Old Words on Education Revived and Reposted

from BOOKS INQ., THE EPILOGUE

Saturday, January 26, 2013

Worth pondering …

 PJ Media — Understanding the Educational Mess We’re In. (Hat tip, Dave Lull.)


Everything considered, and allowances made for cultural and historical differences, the Merchant Taylors’ School, in the early to middle period of English pedagogy, was a far superior secondary school to anything our contemporary ideologues and planners, whose ignorance of educational history is impressively catholic, have managed to install today.

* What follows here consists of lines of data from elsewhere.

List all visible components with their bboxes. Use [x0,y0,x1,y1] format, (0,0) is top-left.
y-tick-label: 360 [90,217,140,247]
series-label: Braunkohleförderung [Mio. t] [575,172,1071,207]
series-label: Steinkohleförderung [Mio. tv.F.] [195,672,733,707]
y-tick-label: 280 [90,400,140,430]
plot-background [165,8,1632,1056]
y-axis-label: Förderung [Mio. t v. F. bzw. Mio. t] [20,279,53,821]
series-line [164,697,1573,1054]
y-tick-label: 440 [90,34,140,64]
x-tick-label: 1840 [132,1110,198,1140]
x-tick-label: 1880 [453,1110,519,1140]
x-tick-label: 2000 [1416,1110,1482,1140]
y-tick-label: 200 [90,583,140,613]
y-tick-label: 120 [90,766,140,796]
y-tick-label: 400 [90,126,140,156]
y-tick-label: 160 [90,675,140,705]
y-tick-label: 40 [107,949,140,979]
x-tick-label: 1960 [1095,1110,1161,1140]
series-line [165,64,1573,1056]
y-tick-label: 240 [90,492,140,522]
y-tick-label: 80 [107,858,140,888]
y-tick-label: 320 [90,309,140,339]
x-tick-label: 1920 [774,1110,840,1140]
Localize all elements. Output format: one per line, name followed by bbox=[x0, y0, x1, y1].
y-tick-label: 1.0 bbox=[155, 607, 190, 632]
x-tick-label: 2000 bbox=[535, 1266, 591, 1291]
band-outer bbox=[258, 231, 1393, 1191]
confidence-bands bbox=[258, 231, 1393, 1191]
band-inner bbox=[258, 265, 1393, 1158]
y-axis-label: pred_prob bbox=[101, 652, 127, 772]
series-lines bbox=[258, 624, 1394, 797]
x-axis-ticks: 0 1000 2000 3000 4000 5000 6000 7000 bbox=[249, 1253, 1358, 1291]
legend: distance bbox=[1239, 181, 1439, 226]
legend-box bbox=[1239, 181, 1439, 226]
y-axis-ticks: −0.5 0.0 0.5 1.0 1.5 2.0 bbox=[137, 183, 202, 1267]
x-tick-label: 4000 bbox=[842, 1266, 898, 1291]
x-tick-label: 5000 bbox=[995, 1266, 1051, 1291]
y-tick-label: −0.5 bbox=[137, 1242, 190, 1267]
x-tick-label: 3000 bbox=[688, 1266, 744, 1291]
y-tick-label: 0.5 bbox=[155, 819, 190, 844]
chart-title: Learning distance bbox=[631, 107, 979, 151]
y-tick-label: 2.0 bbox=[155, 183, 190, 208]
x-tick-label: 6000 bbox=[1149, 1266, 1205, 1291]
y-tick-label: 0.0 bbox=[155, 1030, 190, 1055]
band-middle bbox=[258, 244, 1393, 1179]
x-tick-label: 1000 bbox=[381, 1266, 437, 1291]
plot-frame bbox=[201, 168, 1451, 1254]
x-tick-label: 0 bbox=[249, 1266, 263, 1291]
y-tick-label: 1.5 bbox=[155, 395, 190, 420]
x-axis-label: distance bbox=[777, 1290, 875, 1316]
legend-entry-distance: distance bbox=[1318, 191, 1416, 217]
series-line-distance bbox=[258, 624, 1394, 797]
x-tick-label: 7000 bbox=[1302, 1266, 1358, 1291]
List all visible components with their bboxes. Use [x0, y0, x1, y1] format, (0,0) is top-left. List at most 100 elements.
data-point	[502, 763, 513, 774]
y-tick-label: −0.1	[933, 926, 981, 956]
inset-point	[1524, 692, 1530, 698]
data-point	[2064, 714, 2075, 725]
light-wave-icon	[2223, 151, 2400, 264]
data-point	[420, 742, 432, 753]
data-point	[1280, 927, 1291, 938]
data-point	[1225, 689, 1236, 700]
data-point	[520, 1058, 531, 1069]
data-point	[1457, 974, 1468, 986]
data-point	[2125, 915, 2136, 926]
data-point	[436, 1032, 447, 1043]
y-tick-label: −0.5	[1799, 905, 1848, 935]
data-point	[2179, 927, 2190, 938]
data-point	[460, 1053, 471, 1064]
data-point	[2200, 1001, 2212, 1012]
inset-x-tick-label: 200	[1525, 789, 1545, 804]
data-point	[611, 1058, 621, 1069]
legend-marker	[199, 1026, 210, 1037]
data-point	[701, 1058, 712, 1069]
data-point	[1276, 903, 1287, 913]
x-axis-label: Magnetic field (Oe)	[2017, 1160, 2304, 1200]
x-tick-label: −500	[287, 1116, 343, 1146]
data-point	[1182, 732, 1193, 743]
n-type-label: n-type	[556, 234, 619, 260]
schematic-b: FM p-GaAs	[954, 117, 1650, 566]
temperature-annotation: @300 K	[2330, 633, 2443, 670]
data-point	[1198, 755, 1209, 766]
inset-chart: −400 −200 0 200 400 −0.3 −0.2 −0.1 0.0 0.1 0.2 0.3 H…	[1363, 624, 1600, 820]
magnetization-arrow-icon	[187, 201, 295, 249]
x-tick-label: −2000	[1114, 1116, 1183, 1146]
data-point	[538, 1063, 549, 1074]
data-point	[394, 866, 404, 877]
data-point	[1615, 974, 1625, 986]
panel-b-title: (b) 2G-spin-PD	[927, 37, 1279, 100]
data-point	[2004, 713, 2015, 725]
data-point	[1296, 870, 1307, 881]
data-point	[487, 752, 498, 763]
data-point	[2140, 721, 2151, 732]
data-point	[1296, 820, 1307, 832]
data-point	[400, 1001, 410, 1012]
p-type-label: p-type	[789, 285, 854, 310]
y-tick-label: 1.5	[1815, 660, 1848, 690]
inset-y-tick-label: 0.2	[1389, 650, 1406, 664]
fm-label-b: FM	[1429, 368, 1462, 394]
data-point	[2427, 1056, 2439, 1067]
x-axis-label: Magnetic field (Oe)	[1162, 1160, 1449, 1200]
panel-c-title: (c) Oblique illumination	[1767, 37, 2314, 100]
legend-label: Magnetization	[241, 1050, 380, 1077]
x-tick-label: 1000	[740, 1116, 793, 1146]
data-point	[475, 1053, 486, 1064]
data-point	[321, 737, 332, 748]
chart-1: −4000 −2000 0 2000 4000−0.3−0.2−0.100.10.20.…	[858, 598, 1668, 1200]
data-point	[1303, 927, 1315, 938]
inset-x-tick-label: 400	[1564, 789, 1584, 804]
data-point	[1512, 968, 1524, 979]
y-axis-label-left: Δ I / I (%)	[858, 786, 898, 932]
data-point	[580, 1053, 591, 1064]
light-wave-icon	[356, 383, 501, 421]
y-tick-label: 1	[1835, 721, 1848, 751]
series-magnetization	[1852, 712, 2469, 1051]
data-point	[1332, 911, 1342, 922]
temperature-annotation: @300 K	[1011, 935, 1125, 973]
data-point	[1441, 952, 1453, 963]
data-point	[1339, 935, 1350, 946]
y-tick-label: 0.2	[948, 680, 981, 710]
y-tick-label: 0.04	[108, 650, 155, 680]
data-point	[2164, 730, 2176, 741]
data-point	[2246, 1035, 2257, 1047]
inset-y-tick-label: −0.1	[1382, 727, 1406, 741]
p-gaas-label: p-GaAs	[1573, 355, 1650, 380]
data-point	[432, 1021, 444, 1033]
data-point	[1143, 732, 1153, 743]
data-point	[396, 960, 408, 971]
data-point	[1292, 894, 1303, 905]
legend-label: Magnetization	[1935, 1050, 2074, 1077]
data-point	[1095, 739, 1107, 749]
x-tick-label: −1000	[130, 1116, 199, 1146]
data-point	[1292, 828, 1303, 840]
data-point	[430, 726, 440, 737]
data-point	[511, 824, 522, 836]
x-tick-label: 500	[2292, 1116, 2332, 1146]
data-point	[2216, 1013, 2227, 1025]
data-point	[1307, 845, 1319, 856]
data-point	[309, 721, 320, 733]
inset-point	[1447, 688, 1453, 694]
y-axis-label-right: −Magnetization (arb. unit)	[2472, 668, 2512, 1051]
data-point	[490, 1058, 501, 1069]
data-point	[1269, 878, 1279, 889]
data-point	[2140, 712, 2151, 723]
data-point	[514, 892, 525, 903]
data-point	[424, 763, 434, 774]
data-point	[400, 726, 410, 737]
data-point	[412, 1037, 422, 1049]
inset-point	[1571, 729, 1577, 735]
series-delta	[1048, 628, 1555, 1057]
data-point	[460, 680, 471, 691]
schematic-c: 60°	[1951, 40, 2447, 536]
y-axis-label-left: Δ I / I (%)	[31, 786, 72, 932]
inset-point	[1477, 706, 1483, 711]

We no longer teach the classics, those documents — in the words of Melville scholar and Norton anthologist Hershel Parker — that “afford the most rich, complex, aesthetic experiences…most likely to work transforming enlightenment…in all earnest young students.” On the contrary, our current methodology, pursued in a cognitive vacancy, constitutes nothing more than another pedagogical talisman which testifies only to the bankruptcy, or the magical thinking, that has overtaken the culture of education to which we unthinkingly contribute. We have long passed the time, laments Welsh poet Gillian Clarke in her new book Ice, “when the map of the earth was something we knew by/heart.” It is as if we have simply forgotten the central axiom of human development: if you know very little, you cannot do very much. Method can never be a surrogate for substance. You must work to have something there if there is ever to be something there to work with.